Photographs captured Wednesday morning outside an Augusta apartment complex add yet more evidence to the claim that Maine Senate President Troy Jackson, a Democrat, doesn’t actually live full-time in his Aroostook County Senate District, as is required by the Maine Constitution.
Wednesday around 6:00 am, Jackson’s storied white minivan — complete with legislative plates that say “Maine Senate President” — could be seen outside of the apartment complex.
In addition, a buzzer panel in the entryway lists “Jackson / Pelletier”.
Jackson lives with his longtime girlfriend Lana Pelletier.
The question of where Jackson lives became the subject of controversy this week following a Maine Wire investigative report that revealed Jackson swore in Sept. 2019 mortgage agreement to make an Augusta house his primary residence for most of 2020.
In the agreement he signed, which was a Federal Housing Authority (FHA)-backed mortgage contract, Jackson pledged to make the North Belfast Avenue house his primary residence within 90 days of signing the agreement, and to keep it as his primary residence for at least one year.
At the same time, however, Jackson signed his name to several election filings and campaign finance reports submitted to the Maine Ethics Commission in which he claimed that Allagash was his primary residence.

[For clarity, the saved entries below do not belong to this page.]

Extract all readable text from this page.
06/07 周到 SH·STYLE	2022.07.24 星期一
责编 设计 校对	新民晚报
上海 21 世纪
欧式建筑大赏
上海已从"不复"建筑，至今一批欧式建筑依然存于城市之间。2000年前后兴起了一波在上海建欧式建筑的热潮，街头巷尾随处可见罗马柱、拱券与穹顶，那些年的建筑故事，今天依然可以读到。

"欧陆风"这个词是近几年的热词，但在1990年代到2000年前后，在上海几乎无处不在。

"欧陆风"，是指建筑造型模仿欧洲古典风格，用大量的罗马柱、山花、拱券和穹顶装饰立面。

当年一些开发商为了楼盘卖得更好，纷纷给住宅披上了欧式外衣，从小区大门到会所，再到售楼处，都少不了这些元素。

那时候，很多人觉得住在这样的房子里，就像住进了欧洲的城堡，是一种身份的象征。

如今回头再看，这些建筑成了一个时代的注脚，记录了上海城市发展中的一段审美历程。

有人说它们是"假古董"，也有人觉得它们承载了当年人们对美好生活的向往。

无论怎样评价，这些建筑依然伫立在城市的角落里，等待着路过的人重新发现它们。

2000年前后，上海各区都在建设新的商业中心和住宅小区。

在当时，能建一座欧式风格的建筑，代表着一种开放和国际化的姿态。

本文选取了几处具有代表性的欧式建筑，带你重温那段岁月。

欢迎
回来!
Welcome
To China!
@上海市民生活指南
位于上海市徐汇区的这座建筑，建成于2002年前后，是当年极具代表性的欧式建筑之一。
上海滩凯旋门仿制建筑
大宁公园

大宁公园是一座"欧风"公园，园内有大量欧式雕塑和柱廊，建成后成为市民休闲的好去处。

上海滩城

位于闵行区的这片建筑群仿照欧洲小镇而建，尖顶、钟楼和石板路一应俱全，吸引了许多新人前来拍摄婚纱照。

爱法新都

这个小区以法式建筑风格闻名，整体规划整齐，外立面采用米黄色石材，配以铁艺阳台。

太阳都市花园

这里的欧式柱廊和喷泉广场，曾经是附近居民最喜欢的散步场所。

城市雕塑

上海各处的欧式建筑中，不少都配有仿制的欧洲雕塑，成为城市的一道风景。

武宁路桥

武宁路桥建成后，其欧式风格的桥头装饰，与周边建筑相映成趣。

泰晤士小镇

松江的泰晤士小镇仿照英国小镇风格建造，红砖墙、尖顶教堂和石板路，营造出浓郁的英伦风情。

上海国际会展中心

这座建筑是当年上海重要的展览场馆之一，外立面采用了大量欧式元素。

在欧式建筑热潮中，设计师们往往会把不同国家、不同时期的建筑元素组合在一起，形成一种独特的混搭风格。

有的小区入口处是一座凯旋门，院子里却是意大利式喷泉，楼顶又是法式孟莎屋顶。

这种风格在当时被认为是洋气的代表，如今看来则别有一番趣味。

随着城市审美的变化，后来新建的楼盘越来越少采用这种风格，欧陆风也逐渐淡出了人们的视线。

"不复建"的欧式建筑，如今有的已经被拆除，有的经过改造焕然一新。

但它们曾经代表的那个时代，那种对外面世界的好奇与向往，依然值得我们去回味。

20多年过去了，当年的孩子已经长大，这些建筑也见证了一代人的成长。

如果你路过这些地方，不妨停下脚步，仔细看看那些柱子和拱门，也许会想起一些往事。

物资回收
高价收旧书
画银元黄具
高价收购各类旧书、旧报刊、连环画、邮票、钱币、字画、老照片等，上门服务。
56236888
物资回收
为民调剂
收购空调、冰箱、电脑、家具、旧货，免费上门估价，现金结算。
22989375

Although Jackson refused to talk with the Maine Wire for our story, his office did provide comment to the Bangor newspaper when they reported on the Maine Wire’s story.
In a statement to the newspaper, Jackson’s spokeswoman Christine Kirby attacked this outlet and said the following:
“President Jackson lives in Allagash. It is the address on his license, where he votes, and where he receives his homestead property tax exemption. It’s also in the area where he grew up, where his kids grew up, and where his parents live. It is where he calls home.”
That remarkable comment may cause problems of its own for the top lawmaker. If Jackson never actually made the North Belfast Ave. house his primary residence, that means he provided false information in order to obtained the FHA home loan.
According to Jackson’s official statement via Kirby, rather than live in the Augusta home, Jackson instead provided false information in order to obtain a lower interest rate on a house by using a program designed to help low-income families purchase first homes, a house that he subsequently flipped for a more than $100,000 capital gain.
That could amount to mortgage fraud, as well as wire fraud, mail fraud, and real estate fraud.
Kirby’s statement did not address the insurance claim that Jackson and Pelletier filed for damages to the house, either.
In a 2020 lawsuit, the couple claimed that damages occurred prior to Sept. 2019.
That lawsuit, filed against Paul and Jane Godbout, alleged that the Godbouts concealed damages to the house prior to the sale and failed to disclose material defects with the house.
However, in the 2021 insurance claim, a copy of which was obtained by the Maine Wire, the couple claimed that the same damage happened after Sept. 2019.
That raises the question of whether Jackson and his partner provided false information to their insurance company, Travelers.
Kirby did confirm to the Bangor newspaper, after the Maine Wire reached out to ask about the photographs in this story, to confirm that Jackson is renting the Augusta apartment.